In questo breve articolo, mi vorrei soffermare su un fenomeno particolarmente frequente tra le persone che manifestano comportamenti di dipendenza affettiva: il senso di colpa legato al bisogno di ottenere approvazione.

Sappiamo che il senso di colpa è anche alla base di un meccanismo di controllo dei comportamenti socialmente disapprovati: esso infatti è solitamente vissuto nelle circostanze in cui si viene meno ad una regola di comportamento condivisa (ad esempio se si fa del male ad una persona inerme, si ruba, si mente arrecando danno a qualcuno ecc). In questo ambito, il senso di colpa ha una valenza “educativa” e di controllo scoraggiando, con la sua dolorosità, il ripetersi di comportamenti ed atti nocivi per la comunità e per l’individuo.

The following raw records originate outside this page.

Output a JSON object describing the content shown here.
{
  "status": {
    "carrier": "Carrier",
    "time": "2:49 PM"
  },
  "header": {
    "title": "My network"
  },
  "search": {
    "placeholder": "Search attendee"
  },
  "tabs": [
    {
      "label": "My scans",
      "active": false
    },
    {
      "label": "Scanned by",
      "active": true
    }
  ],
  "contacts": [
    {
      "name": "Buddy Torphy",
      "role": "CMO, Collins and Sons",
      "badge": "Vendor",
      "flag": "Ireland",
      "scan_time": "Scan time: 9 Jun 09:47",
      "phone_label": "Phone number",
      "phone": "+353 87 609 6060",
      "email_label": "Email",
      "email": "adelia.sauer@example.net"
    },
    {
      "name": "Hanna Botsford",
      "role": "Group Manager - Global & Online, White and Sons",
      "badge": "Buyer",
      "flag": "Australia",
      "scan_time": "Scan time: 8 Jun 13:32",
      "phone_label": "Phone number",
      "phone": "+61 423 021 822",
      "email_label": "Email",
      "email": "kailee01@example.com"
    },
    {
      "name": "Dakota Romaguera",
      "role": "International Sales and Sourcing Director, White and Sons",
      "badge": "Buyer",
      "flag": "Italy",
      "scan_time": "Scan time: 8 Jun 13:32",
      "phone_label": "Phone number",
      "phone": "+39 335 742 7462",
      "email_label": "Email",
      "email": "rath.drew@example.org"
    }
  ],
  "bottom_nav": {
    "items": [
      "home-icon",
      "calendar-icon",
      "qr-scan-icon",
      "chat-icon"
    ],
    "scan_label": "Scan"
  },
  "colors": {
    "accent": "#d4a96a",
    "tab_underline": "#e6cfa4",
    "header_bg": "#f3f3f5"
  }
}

Tuttavia può accadere che ci si senta in colpa nei confronti di qualcuno pur sapendo di non aver fatto nulla di male. Anzi, a volte proprio perché non si è fatto qualcosa che altri si aspettavano da noi, o si è venuti meno alle aspettative altrui.

E’ il caso in cui il senso di colpa diventa una potente leva sulla quale agiscono i manipolatori, insieme ad un’altra potente leva: la paura (per saperne di più sulla manipolazione leggi QUI).

 

Nelle relazioni caratterizzate da un coinvolgimento emotivo come quelle con un genitore, un caro amico, un partner o in ambito professionale,  è possibile restare “vittime” dei tentativi di manipolazione che l’altro agisce con l’intento – più o meno consapevole – di farci fare ciò che vuole e che altrimenti non sceglieremmo di fare spontaneamente.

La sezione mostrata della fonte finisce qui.